Guinigi Tower, with its rooftop hanging garden, Lucca, ItalyThe enjoyment of Lucca’s medieval heart is in the details. San Michele in Foro’s curiously high façade rises high above a low-slung base, its archangel ready to flap movable wings. Each column is different: sculpted, twisted or candy-striped. The Duomo di San Martino and its strikingly asymmetric façade, right-hand arch and loggias downsized to fit available space. The Torre Guinigi is eccentrically hirsute, capped by a stand of trees with their roots growing down into the room below the viewing platform.

 

San Michele in Foro, Lucca
Every column on the façade of Lucca’s San Michele in Foro is different, and the façade itself soars heavenward.
Duomo di San Martino, Lucca, Tuscany
Duomo di San Martino has a strikingly asymmetric façade, its right-hand arch and loggias downsized to fit into a relatively small piazza.
Medieval doorway in Lucca, Tuscany
Lucca is filled with architectural details worth a stop–and a photo.

The street scene

The town is kitsch-free, its people friendly and the sights easy to enjoy. This week, kids clambered onto the base of a statue in Piazza Napoleone. A few paces away, a television was set up for the World Cup, just in time to show Italy dropping out of contention.
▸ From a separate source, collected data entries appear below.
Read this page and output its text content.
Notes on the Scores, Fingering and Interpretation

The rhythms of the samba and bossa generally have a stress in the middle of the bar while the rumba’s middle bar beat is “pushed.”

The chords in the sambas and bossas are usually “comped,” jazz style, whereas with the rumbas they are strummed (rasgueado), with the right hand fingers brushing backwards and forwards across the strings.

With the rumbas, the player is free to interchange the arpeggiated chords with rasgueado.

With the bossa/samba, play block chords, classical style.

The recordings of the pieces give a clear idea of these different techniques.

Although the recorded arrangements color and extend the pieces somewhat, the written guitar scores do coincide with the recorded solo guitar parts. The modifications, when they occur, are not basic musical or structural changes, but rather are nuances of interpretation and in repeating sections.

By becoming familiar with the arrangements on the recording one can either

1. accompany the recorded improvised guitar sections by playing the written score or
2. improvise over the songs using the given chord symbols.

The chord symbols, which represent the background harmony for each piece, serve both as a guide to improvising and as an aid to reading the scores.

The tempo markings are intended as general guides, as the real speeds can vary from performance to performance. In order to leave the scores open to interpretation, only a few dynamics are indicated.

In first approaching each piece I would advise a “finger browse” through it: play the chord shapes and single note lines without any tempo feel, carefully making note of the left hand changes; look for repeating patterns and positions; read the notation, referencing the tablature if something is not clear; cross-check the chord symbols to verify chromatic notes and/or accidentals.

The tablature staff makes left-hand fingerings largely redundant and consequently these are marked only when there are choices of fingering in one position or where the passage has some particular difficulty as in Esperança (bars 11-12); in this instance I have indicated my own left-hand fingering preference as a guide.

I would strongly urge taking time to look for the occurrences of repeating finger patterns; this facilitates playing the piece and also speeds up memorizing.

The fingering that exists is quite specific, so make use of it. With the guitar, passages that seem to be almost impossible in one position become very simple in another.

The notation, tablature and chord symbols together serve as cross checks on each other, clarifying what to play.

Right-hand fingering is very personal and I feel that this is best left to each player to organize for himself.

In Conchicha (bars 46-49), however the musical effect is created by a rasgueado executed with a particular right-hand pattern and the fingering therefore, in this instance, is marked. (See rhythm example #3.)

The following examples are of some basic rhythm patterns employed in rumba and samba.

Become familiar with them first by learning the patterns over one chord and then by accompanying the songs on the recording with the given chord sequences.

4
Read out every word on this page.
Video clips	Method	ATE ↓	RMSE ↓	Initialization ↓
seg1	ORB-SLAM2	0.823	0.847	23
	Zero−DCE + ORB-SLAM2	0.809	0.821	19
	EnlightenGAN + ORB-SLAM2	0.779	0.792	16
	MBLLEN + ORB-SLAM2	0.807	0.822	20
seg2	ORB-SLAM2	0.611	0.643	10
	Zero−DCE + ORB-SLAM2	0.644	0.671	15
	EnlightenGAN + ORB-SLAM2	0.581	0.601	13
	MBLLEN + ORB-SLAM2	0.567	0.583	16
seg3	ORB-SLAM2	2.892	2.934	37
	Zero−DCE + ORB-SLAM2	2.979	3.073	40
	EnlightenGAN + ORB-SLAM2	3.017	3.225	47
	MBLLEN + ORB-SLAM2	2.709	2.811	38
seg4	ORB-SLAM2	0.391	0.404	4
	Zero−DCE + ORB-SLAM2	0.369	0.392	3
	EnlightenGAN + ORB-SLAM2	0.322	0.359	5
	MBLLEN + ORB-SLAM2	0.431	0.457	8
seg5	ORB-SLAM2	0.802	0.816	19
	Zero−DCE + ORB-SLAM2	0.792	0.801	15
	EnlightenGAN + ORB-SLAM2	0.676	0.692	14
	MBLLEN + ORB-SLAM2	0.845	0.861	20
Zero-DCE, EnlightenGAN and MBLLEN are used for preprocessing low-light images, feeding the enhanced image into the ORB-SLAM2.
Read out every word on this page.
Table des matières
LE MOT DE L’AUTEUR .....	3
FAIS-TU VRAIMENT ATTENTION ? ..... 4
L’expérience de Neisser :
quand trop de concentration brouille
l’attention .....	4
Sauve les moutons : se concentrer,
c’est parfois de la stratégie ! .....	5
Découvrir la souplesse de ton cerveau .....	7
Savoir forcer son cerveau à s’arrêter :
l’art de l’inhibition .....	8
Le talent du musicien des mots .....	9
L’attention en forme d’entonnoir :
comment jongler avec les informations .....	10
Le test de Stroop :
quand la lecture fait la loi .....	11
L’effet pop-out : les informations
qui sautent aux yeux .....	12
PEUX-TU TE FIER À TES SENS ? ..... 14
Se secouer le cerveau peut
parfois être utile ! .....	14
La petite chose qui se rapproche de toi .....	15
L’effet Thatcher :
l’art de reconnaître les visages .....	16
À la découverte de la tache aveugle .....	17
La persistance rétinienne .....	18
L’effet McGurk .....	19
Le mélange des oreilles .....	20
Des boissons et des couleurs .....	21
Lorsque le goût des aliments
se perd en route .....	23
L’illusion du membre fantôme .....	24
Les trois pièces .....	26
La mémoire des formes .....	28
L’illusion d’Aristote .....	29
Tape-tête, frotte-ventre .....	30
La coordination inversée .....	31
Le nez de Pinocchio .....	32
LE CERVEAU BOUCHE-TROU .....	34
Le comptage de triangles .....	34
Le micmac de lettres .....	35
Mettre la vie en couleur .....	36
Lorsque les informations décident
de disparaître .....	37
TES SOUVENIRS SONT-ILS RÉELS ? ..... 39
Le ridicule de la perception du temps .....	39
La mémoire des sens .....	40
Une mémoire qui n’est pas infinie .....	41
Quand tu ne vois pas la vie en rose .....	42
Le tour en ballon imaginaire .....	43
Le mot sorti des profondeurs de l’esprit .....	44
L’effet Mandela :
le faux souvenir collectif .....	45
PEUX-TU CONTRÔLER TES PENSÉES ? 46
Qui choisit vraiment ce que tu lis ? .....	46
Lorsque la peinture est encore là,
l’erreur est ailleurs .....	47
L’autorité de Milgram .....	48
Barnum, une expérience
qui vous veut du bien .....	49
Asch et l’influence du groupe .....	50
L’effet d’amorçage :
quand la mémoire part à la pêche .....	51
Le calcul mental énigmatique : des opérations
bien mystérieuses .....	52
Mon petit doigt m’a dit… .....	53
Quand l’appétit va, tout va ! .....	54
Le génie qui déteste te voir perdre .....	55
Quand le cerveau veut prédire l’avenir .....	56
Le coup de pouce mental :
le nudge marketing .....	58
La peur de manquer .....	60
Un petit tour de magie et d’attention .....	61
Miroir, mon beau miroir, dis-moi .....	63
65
Via Fillungo (“the long thread”) heads north from the piazza toward the city’s main sights and shopping. The town’s coffee bar and gelateria culture is robust, and I enjoyed sampling coffee and cake at Simi’s, Puccini’s favorite coffee bar.

Piazza Napoleone, Lucca, Tuscany
Piazza Napoleone, Lucca
At play in Tuscany
A game of hide-and-seek on Piazza Napoleone
Pedestrian zone in Lucca, Tuscany
Shopping in the pedestrian zone in Lucca
Simi's, Lucca, Tuscany
Simi’s was the chandeliered pit stop favored by native son Puccini.

Medieval ramparts

The city’s four-kilometer encircling medieval wall is paved with a broad pedestrian street that offers a mostly shady walk or cycle of the perimeter of the old town. Benches and grassy playgrounds are dotted about the wider sections. On the hotel’s loaner bike, I made the ride in both directions, stopping for ice cream from a mobile stand putt-putting on its route along the wall.

Medieval city wall, Lucca, Tuscany
Medieval city wall, Lucca, Tuscany
Tree-shaded promenade atop medieval walls in Lucca, Itala
This tree-shaded promenade makes a 4-kilometer circle around medieval Lucca.
 Summer pleasures in Lucca, Tuscany
Walkers and cyclists enjoy a summer afternoon in the park built on top of Lucca’s ancient walls.
Summer cycling in Lucca, Tuscany
Cycling the ramparts, a great way to enjoy Lucca, Tuscany

Life in Lucca’s slow lane turned out to be the perfect antidote to Florence’s glut of fabulous art and tourist overload!